The trio were among those arrested last June for their various alleged roles in taking sports bets through
offshore websites and running card clubs in Stamford and Hamden, and a dozen others -- including Dean DePreta and Richard Uva -- are slated for trial next month.
The feds busted the suspected operation with the cooperation of Gambino soldier Nicholas "Nicky Skins" Stefanelli who spent two years secretly recording his fellow reputed mobsters up and down the East Coast until committing suicide a year ago. Apparently the FBI has surveillance photos of Stefanelli with DePreta whom prosecutors allege runs the Gambino family's gambling operations in Fairfield County.
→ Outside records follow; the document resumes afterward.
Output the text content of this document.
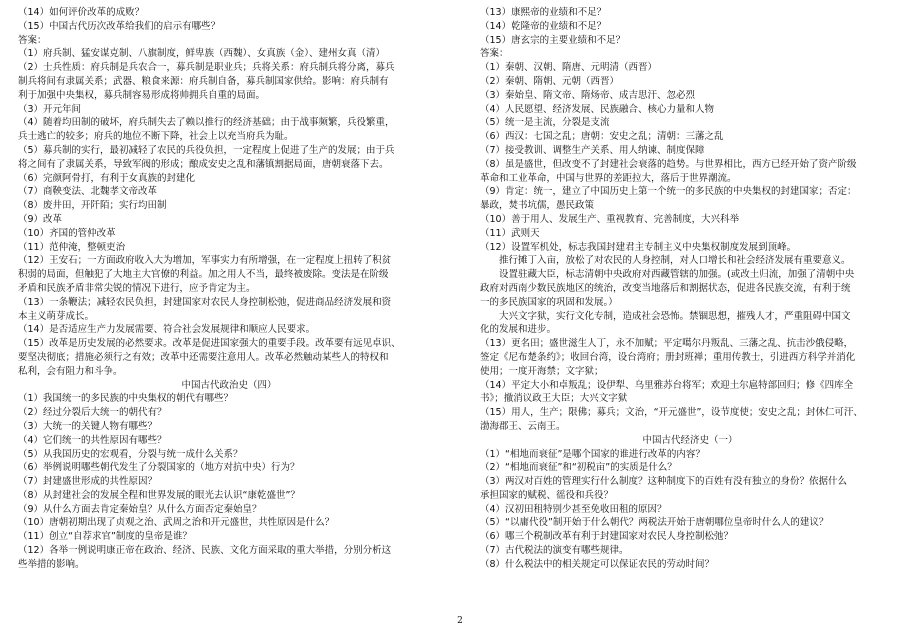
（14）如何评价改革的成败？
（15）中国古代历次改革给我们的启示有哪些？
答案：
（1）府兵制、猛安谋克制、八旗制度，鲜卑族（西魏）、女真族（金）、建州女真（清）
（2）士兵性质：府兵制是兵农合一，募兵制是职业兵；兵将关系：府兵制兵将分离，募兵
制兵将间有隶属关系；武器、粮食来源：府兵制自备，募兵制国家供给。影响：府兵制有
利于加强中央集权，募兵制容易形成将帅拥兵自重的局面。
（3）开元年间
（4）随着均田制的破坏，府兵制失去了赖以推行的经济基础；由于战事频繁，兵役繁重，
兵士逃亡的较多；府兵的地位不断下降，社会上以充当府兵为耻。
（5）募兵制的实行，最初减轻了农民的兵役负担，一定程度上促进了生产的发展；由于兵
将之间有了隶属关系，导致军阀的形成；酿成安史之乱和藩镇割据局面，唐朝衰落下去。
（6）完颜阿骨打，有利于女真族的封建化
（7）商鞅变法、北魏孝文帝改革
（8）废井田，开阡陌；实行均田制
（9）改革
（10）齐国的管仲改革
（11）范仲淹，整顿吏治
（12）王安石；一方面政府收入大为增加，军事实力有所增强，在一定程度上扭转了积贫
积弱的局面，但触犯了大地主大官僚的利益。加之用人不当，最终被废除。变法是在阶级
矛盾和民族矛盾非常尖锐的情况下进行，应予肯定为主。
（13）一条鞭法；减轻农民负担，封建国家对农民人身控制松弛，促进商品经济发展和资
本主义萌芽成长。
（14）是否适应生产力发展需要、符合社会发展规律和顺应人民要求。
（15）改革是历史发展的必然要求。改革是促进国家强大的重要手段。改革要有远见卓识、
要坚决彻底；措施必须行之有效；改革中还需要注意用人。改革必然触动某些人的特权和
私利，会有阻力和斗争。
中国古代政治史（四）
（1）我国统一的多民族的中央集权的朝代有哪些？
（2）经过分裂后大统一的朝代有？
（3）大统一的关键人物有哪些？
（4）它们统一的共性原因有哪些？
（5）从我国历史的宏观看，分裂与统一成什么关系？
（6）举例说明哪些朝代发生了分裂国家的（地方对抗中央）行为？
（7）封建盛世形成的共性原因？
（8）从封建社会的发展全程和世界发展的眼光去认识“康乾盛世”？
（9）从什么方面去肯定秦始皇？从什么方面否定秦始皇？
（10）唐朝初期出现了贞观之治、武周之治和开元盛世，共性原因是什么？
（11）创立“自荐求官”制度的皇帝是谁？
（12）各举一例说明康正帝在政治、经济、民族、文化方面采取的重大举措，分别分析这
些举措的影响。
（13）康熙帝的业绩和不足？
（14）乾隆帝的业绩和不足？
（15）唐玄宗的主要业绩和不足？
答案：
（1）秦朝、汉朝、隋唐、元明清（西晋）
（2）秦朝、隋朝、元朝（西晋）
（3）秦始皇、隋文帝、隋炀帝、成吉思汗、忽必烈
（4）人民愿望、经济发展、民族融合、核心力量和人物
（5）统一是主流，分裂是支流
（6）西汉：七国之乱；唐朝：安史之乱；清朝：三藩之乱
（7）接受教训、调整生产关系、用人纳谏、制度保障
（8）虽是盛世，但改变不了封建社会衰落的趋势。与世界相比，西方已经开始了资产阶级
革命和工业革命，中国与世界的差距拉大，落后于世界潮流。
（9）肯定：统一，建立了中国历史上第一个统一的多民族的中央集权的封建国家；否定：
暴政，焚书坑儒，愚民政策
（10）善于用人、发展生产、重视教育、完善制度，大兴科举
（11）武则天
（12）设置军机处，标志我国封建君主专制主义中央集权制度发展到顶峰。
　　推行摊丁入亩，放松了对农民的人身控制，对人口增长和社会经济发展有重要意义。
　　设置驻藏大臣，标志清朝中央政府对西藏管辖的加强。(或改土归流，加强了清朝中央
政府对西南少数民族地区的统治，改变当地落后和割据状态，促进各民族交流，有利于统
一的多民族国家的巩固和发展。）
　　大兴文字狱，实行文化专制，造成社会恐怖。禁锢思想，摧残人才，严重阻碍中国文
化的发展和进步。
（13）更名田；盛世滋生人丁，永不加赋；平定噶尔丹叛乱、三藩之乱、抗击沙俄侵略，
签定《尼布楚条约》；收回台湾，设台湾府；册封班禅；重用传教士，引进西方科学并消化
使用；一度开海禁；文字狱；
（14）平定大小和卓叛乱；设伊犁、乌里雅苏台将军；欢迎土尔扈特部回归；修《四库全
书》；撤消议政王大臣；大兴文字狱
（15）用人，生产；限佛；募兵；文治，“开元盛世”，设节度使；安史之乱；封休仁可汗、
渤海郡王、云南王。
中国古代经济史（一）
（1）“相地而衰征”是哪个国家的谁进行改革的内容？
（2）“相地而衰征”和“初税亩”的实质是什么？
（3）两汉对百姓的管理实行什么制度？这种制度下的百姓有没有独立的身份？依据什么
承担国家的赋税、徭役和兵役？
（4）汉初田租特别少甚至免收田租的原因？
（5）“以庸代役”制开始于什么朝代？两税法开始于唐朝哪位皇帝时什么人的建议？
（6）哪三个税制改革有利于封建国家对农民人身控制松弛？
（7）古代税法的演变有哪些规律。
（8）什么税法中的相关规定可以保证农民的劳动时间？
2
Apparently Joe Ligambi, the reputed boss of the Philly mob who will stand trial on racketeering charges this October, is quite the Chatty Cathy as reported by George Anastasia for The Inquirer: "secretly recorded conversations from a mob meeting at a New Jersey restaurant two years ago offer a rare opportunity to listen in as Ligambi breaks bread in a gossip-filled gabfest with several other mobsters."
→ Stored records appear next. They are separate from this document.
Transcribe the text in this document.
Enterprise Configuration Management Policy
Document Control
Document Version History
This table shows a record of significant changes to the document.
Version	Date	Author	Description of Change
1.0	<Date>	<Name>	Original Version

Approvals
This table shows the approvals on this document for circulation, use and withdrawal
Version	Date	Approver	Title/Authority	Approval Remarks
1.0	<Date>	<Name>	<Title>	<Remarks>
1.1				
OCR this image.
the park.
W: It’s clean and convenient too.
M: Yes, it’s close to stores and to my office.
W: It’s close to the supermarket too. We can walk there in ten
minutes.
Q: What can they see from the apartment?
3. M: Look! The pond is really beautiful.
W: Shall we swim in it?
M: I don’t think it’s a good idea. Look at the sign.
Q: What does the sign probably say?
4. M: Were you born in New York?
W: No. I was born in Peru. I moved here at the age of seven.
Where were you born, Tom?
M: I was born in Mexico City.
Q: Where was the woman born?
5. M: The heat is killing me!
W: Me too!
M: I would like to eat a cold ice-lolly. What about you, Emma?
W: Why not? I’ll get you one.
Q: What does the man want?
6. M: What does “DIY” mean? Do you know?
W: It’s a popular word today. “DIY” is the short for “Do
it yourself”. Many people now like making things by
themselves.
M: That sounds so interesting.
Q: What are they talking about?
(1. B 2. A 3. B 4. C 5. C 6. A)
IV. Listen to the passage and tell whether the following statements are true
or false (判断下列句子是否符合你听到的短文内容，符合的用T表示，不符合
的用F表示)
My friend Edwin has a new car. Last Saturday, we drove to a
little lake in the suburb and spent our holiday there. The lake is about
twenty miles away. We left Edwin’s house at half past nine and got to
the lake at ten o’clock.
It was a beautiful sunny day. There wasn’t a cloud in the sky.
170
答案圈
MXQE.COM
The conversations were taped by Gambino soldier and government informant Nicholas "Nicky Skins" Stefanelli, and "it's Ligambi, in his own words, discussing the murderous and the mundane as the wine flowed during a five-hour luncheon meeting at La Griglia, a restaurant in Kenilworth."
A federal judge ruled that he will allow the tapes into evidence at trial but Nicky Skins won't be around to enjoy the show. Last year the 69-year-old Stefanelli took his own life in a hotel room with a drug overdose two days after whacking video poker machine vendor Joseph Rossi. Apparently, the bloody drama played out after Stefanelli developed remorse over wearing a wire for the
feds against his paisanos, and he blamed Rossi who previously snitched
for his predicament.
An Italian appellate court has affirmed the removal of three children from a family with reputed ties to the Bellocco clan from the 'Ndrangheta or Calabrian Mafia after their mother allegedly was pressured by relatives into committing suicide for becoming an informant as reported by Michael Day for The Independent: "the appeal judges spoke of the 'urgent need to remove the three children from the family setting permeated by underworld values, tribal loyalties and a distorted sense of honour and respect."